To try Regina's recipe for these traditional cornmeal fritters, click here.
One of the most highly regarded items in the menagerie of Southern fried foods is the hushpuppy. When it comes to the history of Southern food, it is often difficult to separate fact from fiction, but with many Southern dishes the separating is not worth it, since the folklore adds a lot of charm and allure. I have heard as many different stories about the hushpuppy as there are recipes for this Southern staple.

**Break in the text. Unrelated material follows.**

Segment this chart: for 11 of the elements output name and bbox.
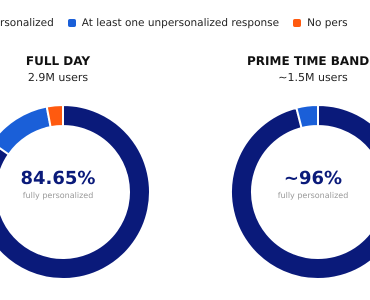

Most of the stories seem to be centered on the time of the Civil War. The one common thread is that this fried cornmeal was used to "hush the dogs." I have heard that Confederate soldiers used it to hush their dogs when the Union troops were getting near. I also have heard a similar story in which runaway slaves would use this favorite food to hush the dogs. The characters change but the story is the same. If slaves created the hushpuppy, it was most likely based on a common fried cornmeal from parts of South Africa called "mealie pap."
Several Southern states claim that the hushpuppy belongs to them. Personally, I think where there is fried catfish, there are fried hush puppies. Louisiana gives credit to the Ursaline Nuns who came to New Orleans in the early 1700s and made this dish by using local ingredients and making "croquettes de maise," or corn croquettes. I cannot argue with any of the stories.